Vinrent ensuite les militaires Tomas Dvorak et Roman Sebrle, tous les deux victorieux - entre autres podiums -, deux fois : 1999 et 2000 pour le premier, 2004 et 2005 pour le second. Troisième des JO en 1996, Dvorak enchaîne avec un titre mondial l’année suivante, doublant la mise en 1999, quelques semaines après un record du monde en juillet ( 8994 points ) qui lui permet d’être le troisième décathlonien de l’histoire derrière O’Brien et Thompson. La force est en lui. Puissance physique, audace quand il le faut, contrôle absolu quand surgit le doute, il est alors le maître absolu, avec la retenue qui sied à ces forçants du stade. « Un décathlon ne se construit pas contre les autres mais avec eux » dit-il au lendemain de quatre décathlons victorieux en 1999 - avec les quatre meilleures performances de l’année ( ! ), argumentant son propos avec une anecdote de son record du monde : « J’étais tellement heureux de gagner la coupe d’Europe que j’ai fini le 1500 m en marchant. Une erreur qui me priva des 9000 points. Six points une misère ! Moins d’une seconde dans ce 1500 m ou quatre centimètres en longueur. » Un record qui, pourtant ne changea pas sa vie : « Une poignée de mains du premier ministre à mon retour, un bouquet de fleurs tendue par une dirigeante de la Fédération, Dana Zatopkova, la femme de Zatopek, un grade de sous lieutenant. Mais je n’ai jamais vu la prime de la Fédération internationale ( 60 000 dollars ). Ma récompense, je l’avais eu, plus tôt, en mai pour mon anniversaire quand ma championne d’épouse ( 6,30 m en longueur ) a mis au monde des jumelles. » A Talence, l’ancien nageur, skieur et hurdleur ( 13.66 ) fit aussi tout par deux : 9° en 94 et 95, 2° en 96 et 97, 1° en 99 et 2000 avant de baisser le rideau ( 8° en 2005 et 2006 ).

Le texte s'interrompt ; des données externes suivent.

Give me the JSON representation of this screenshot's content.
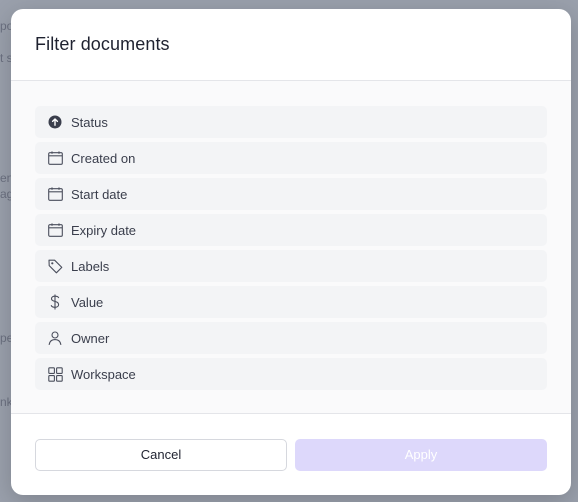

C’était l’heure de Roman Sebrle, deux ans plus jeune que Dvorak, quatrième pour son premier et son dernier DécaStar ( 1997 et 2007 ), champion du monde à 33 ans en ne prenant la tête qu’après la neuvième épreuve comme lors de son titre olympique ( 2004 ), avec un jet à 71,18 m. Un javelot qui faillit abréger sa carrière quand au coeur de l’hiver, lors d’un stage en Afrique du Sud, un engin vint se planter dans son épaule. Mais il en aurait fallu bien davantage pour déstabiliser ce Terminator des stades, compilant 48 décathlons à plus de 8000 points dont 36 à plus de 8200 et 20 à plus de 8500 ! Et puis surtout, il fut le premier à dépasser les 9 000 points ( 9026 les 26 et 27 mai à Götzis ) avec cinq records personnels dont le 100 m ( 10.64 ), la longueur ( 8,11 m ), la hauteur ( 2,12 m ), le 400 m ( 47.79 ) et le 1500 m. Mais en dépit de plusieurs places d’honneur en Gironde, il dut attendre 2004 pour s’imposer, après une année dans les étoiles : titre mondial en salle, Götzis et les JO. Et c’est à Talence, qu’il vint remporter le challenge mondial ( 2004 et 2005 ), les années de ses victoires. « Dans le décathlon il n’y a pas de hasard, que de l’envie et de la sueur » dit-il.